La géographie historique du Québec serait-elle condamnée à des études à l’échelle locale ? Certainement pas. On trouve, dans des recherches de géographie historique contemporaine, des questionnements fondamentaux sur le Québec. L’Atlas historique du Canada, dont la conception a été largement formulée par Cole Harris, repose sur une thèse simple (Harris, 1987-1992) : le projet territorial dont est né le Canada contemporain a été formulé par la France. Il a été repris et mis en oeuvre par la Grande-Bretagne au cours du XIXe siècle : ce pour quoi les Français sont venus en Amérique, les Anglais l’ont réalisé, et l’oeuvre n’est pas mal réussie. Dans cette perspective, les Canadiens français n’ont pas à se plaindre, puisqu’une place honorable leur est faite, et que ce sont les principes mêmes d’organisation d’un espace continental qu’ils avaient imaginés qui ont été mis en oeuvre par leurs successeurs. Mais ce point de vue est plus facile à admettre pour les Canadiens anglais que pour les Canadiens français, qui se sentent exclus du projet même si on reconnaît leur rôle initial.

Les travaux de l’historien américain Joseph Zitomersky sont novateurs (1989). C’est le premier spécialiste de la colonisation française aux XVIIe et XVIIIe siècles à avoir procédé à une étude comparative de l’organisation des deux grandes aires alors réellement pénétrées et organisées, la vallée du Saint-Laurent et le bas Mississipi, et à avoir rappelé que le but n’a jamais été de créer une aire de peuplement continu, mais de constituer des bases locales à partir desquelles la pénétration missionnaire et commerciale de l’ensemble de l’Amérique du Nord deviendrait possible.

Aussi brillante que soit la jeune école de géographie historique québécoise, il apparaît qu’elle ne répond que partiellement à la grande interrogation des Canadiens français : celle que pose leur présence et leur maintien sur les rives du Saint-Laurent. Mais était-ce son propos ? Certainement pas.

Le discours culturel

Le discours culturel québécois se distingue du discours historique par le rapport au temps qu’il entretient : ce n’est pas vers le passé qu’il se tourne pour rendre compte de la singularité de l’Amérique française, mais vers le présent et vers le futur.

Un jour d’octobre 1976 où Marcel Bélanger, du Département de géographie de l’Université Laval, m’avait amené voir la vieille maison qu’il venait d’acquérir à Saint-Malachie, nous parlions des dimensions culturelles du fait québécois. J’insistais sur le rôle primordial des héritages. Il me dit alors : « Paul, la culture, ce n’est pas fondamentalement une question d’héritage; c’est ce qui permet au gens de se projeter dans l’avenir ». Cette remarque a modifié de fond en comble ma conception de la culture.
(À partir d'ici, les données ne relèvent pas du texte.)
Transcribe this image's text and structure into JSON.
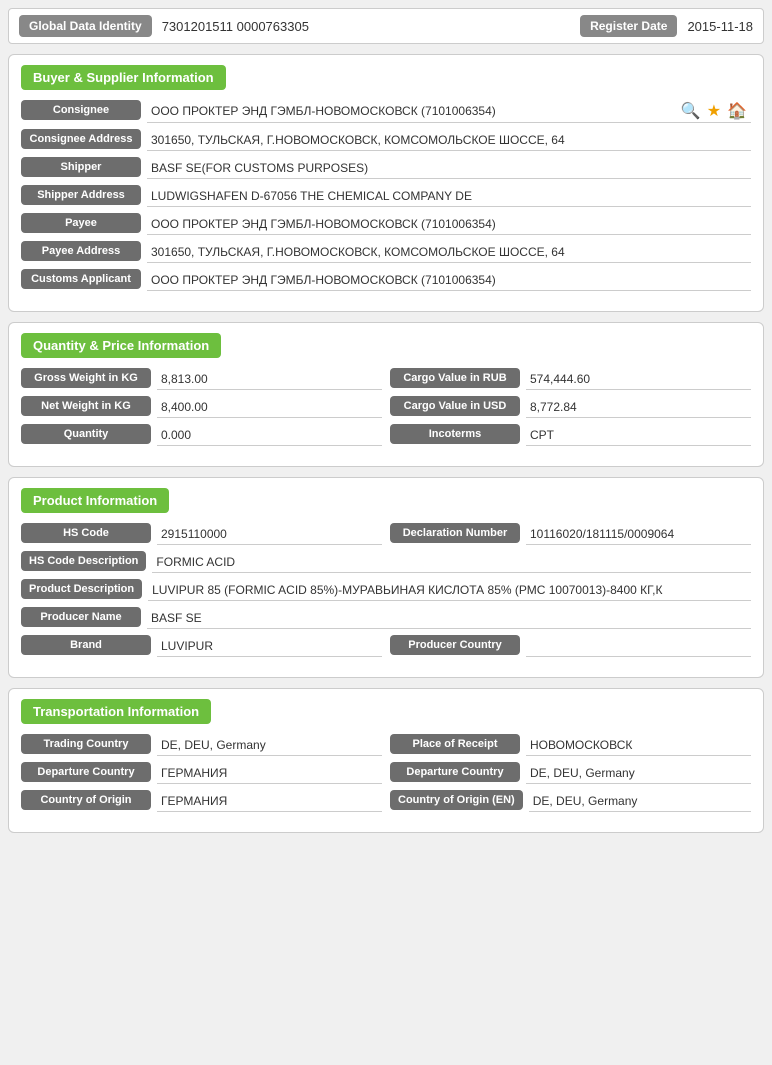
{
  "topBar": {
    "globalDataIdentityLabel": "Global Data Identity",
    "globalDataIdentityValue": "7301201511 0000763305",
    "registerDateLabel": "Register Date",
    "registerDateValue": "2015-11-18"
  },
  "buyerSupplier": {
    "sectionTitle": "Buyer & Supplier Information",
    "fields": [
      {
        "label": "Consignee",
        "value": "ООО ПРОКТЕР ЭНД ГЭМБЛ-НОВОМОСКОВСК (7101006354)"
      },
      {
        "label": "Consignee Address",
        "value": "301650, ТУЛЬСКАЯ, Г.НОВОМОСКОВСК, КОМСОМОЛЬСКОЕ ШОССЕ, 64"
      },
      {
        "label": "Shipper",
        "value": "BASF SE(FOR CUSTOMS PURPOSES)"
      },
      {
        "label": "Shipper Address",
        "value": "LUDWIGSHAFEN D-67056 THE CHEMICAL COMPANY DE"
      },
      {
        "label": "Payee",
        "value": "ООО ПРОКТЕР ЭНД ГЭМБЛ-НОВОМОСКОВСК (7101006354)"
      },
      {
        "label": "Payee Address",
        "value": "301650, ТУЛЬСКАЯ, Г.НОВОМОСКОВСК, КОМСОМОЛЬСКОЕ ШОССЕ, 64"
      },
      {
        "label": "Customs Applicant",
        "value": "ООО ПРОКТЕР ЭНД ГЭМБЛ-НОВОМОСКОВСК (7101006354)"
      }
    ]
  },
  "quantityPrice": {
    "sectionTitle": "Quantity & Price Information",
    "leftFields": [
      {
        "label": "Gross Weight in KG",
        "value": "8,813.00"
      },
      {
        "label": "Net Weight in KG",
        "value": "8,400.00"
      },
      {
        "label": "Quantity",
        "value": "0.000"
      }
    ],
    "rightFields": [
      {
        "label": "Cargo Value in RUB",
        "value": "574,444.60"
      },
      {
        "label": "Cargo Value in USD",
        "value": "8,772.84"
      },
      {
        "label": "Incoterms",
        "value": "CPT"
      }
    ]
  },
  "productInfo": {
    "sectionTitle": "Product Information",
    "topRow": {
      "leftLabel": "HS Code",
      "leftValue": "2915110000",
      "rightLabel": "Declaration Number",
      "rightValue": "10116020/181115/0009064"
    },
    "fields": [
      {
        "label": "HS Code Description",
        "value": "FORMIC ACID"
      },
      {
        "label": "Product Description",
        "value": "LUVIPUR 85 (FORMIC ACID 85%)-МУРАВЬИНАЯ КИСЛОТА 85% (РМС 10070013)-8400 КГ,К"
      },
      {
        "label": "Producer Name",
        "value": "BASF SE"
      }
    ],
    "bottomRow": {
      "leftLabel": "Brand",
      "leftValue": "LUVIPUR",
      "rightLabel": "Producer Country",
      "rightValue": ""
    }
  },
  "transportation": {
    "sectionTitle": "Transportation Information",
    "rows": [
      {
        "leftLabel": "Trading Country",
        "leftValue": "DE, DEU, Germany",
        "rightLabel": "Place of Receipt",
        "rightValue": "НОВОМОСКОВСК"
      },
      {
        "leftLabel": "Departure Country",
        "leftValue": "ГЕРМАНИЯ",
        "rightLabel": "Departure Country",
        "rightValue": "DE, DEU, Germany"
      },
      {
        "leftLabel": "Country of Origin",
        "leftValue": "ГЕРМАНИЯ",
        "rightLabel": "Country of Origin (EN)",
        "rightValue": "DE, DEU, Germany"
      }
    ]
  },
  "icons": {
    "search": "🔍",
    "star": "★",
    "home": "🏠"
  }
}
C’est de cette vision du monde qu’a procédé, dans une large mesure, l’approche culturelle au Québec : elle a réagi contre le côté passéiste qu’avait longtemps conservé l’affirmation des spécificités québécoises. Elle a mis au premier plan le rôle de l’expérience et la prise en compte des mythes qui poussent à l’action – c’est de cela que parlait Christian Morissonneau dans son livre (1978), qui renvoie tout autant à l’approche culturelle qu’à la géographie historique.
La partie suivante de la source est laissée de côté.